Final Project

Our Final Projects will comprise our main work for the last several weeks of the semester. Part of the challenge will be managing your time and making regular progress, but we will check in on a weekly basis to help you move forward. If you do not have experience managing your time on a larger and longer project, that’s okay – we can use this as a learning opportunity. If you need to scale back or add onto your project along the way, we can adjust. You can potentially do multiple short projects if that sounds better to you. Your project can be individual or collaborative if you want to work with other people in the class, and you could potentially do some of both, some individual work and some collaborative work.

Final Project Components
The Final Project will comprise 40% of our final average. This grade will be determined by a few components:

  • Managing your project on Trello – 5%
  • Project Conference Draft (due the week of April 22) – 10%
  • Final Project Submission (due May 8) – 20%
  • Project Reflection (due May 8) – 5%

Final Project Proposal
We are having conferences to discuss our Final Project work in the middle of the semester, and you should post your proposal to your website before our conference. The proposal should be at least 500 words, and it should address the following prompts:

  • Describe the project. What do you want to make or do? Tell us about the medium (e.g., video, podcast, website, paper) and the content (what your project will be about). Be as specific and thorough as possible.
  • Describe the purpose of your project. Why do you want to do this? Why is it important or meaningful to you? Why might it be important or meaningful to a larger audience? What effect do you have want to have in the world?
  • Identify the resources you will need to complete the project. What sort of help will you need? What sort of tools, technologies, or materials will you need? Will you need other people to contribute to the production of your project?
  • Outline the timeline for your project. We have about seven weeks to complete our work; what deadlines do you expect to reach each week?

Final Project Options
Our work on the project can go in a range of directions. The following options aim to give you a sense for what you might do, but you can potentially do something not listed below as long as it fits under the broader heading of “writing in digital environments.”

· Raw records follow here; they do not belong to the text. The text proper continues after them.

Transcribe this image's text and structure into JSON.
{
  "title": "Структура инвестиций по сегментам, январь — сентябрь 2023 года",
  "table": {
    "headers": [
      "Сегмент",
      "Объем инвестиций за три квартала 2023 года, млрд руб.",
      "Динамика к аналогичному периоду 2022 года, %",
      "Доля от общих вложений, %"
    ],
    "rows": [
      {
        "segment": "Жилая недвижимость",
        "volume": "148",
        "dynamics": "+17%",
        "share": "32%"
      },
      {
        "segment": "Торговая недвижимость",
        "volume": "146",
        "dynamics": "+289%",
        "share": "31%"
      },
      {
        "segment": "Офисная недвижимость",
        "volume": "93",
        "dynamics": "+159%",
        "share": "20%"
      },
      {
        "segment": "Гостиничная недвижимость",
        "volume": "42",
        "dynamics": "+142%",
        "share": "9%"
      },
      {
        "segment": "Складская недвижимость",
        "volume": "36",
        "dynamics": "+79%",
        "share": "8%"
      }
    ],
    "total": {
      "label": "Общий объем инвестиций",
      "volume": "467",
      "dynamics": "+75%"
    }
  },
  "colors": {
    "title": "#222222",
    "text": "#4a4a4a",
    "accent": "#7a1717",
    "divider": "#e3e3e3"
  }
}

  • Video. Building on our A/V work from earlier in the semester, you can make a video. We have resources at the library you can draw on, including a green screen recording room and cameras you can check out. Your video work can take the form of an essay, documentary, news segment, short film, parody, mashup, or anything else along these lines.
  • Podcast. Similarly building on our A/V work, producing a podcast would allow you to make an argument, tell a story, analyze something, produce a documentary, etc., using audio. The library also has recording resources including a recording room with microphones.
  • Website. This approach allows you to design a website separate from your main class site. You could produce a site for a group or organization to which you belong; you could orient the site around a particular interest; you could design a site for another person who wants their own site.
  • Social Media. You can develop a social media campaign or persona using one or more social media platforms. This approach would work well if there’s a particular issue or interest you want to explore further. This could involve creating a YouTube channel, Twitter feed, Instagram account, etc.
  • Game or System Design. Building on our work with system design and procedural rhetoric, you can produce a game (videogame, board game, card game, etc.) or design a more complex system. Your work can be descriptive (describing the game or system in writing) or involve actual production of the thing itself. We can discuss platforms you might use for producing a game or system.
  • Blogging. This approach would involve writing a series of blog posts on a particular topic of relevance to you. Your focus could be personal, academic, social, political, or anything else along these lines.
  • Electronic Literature. We have not discussed electronic literature much in class, but it embodies an approach to creative writing that draws upon the functionality of digital environments and technologies. Look here for examples. We can discuss platforms you might use for producing electronic literature.
  • Paper. You can write a paper that takes up a topic related to writing in digital environments. Your writing will likely involve some combination of research, analysis, argument, creativity, and personal expression.

Final Project Reflection
When you submit your Final Project work, also add a reflection post (500-800 words) on your class site (or include the reflection on your Final Project post if you have one). Your reflection should address the following prompts:

  • What do you like most about your project? Where was your work most and least successful? What made this work particularly effective or ineffective? What were the main comments you received on your work, whether from peers, your instructor, or other outside help? What steps did you take to address these comments? How effective were the revisions?
  • How would you describe the efforts you made on the project? Consider both the amount of effort you put into your work and how productive and effective this effort was. How much time did you spend on different aspects of the writing and production process? Which efforts felt most productive and effective? Least so?
  • How would you describe the context of your writing and production process? What was your writing environment like? What technologies did you use?
  • How would you compare your work on this project to other work you’ve done for this class or others? How did your efforts or writing process change for this project? What did you learn from your work on this project?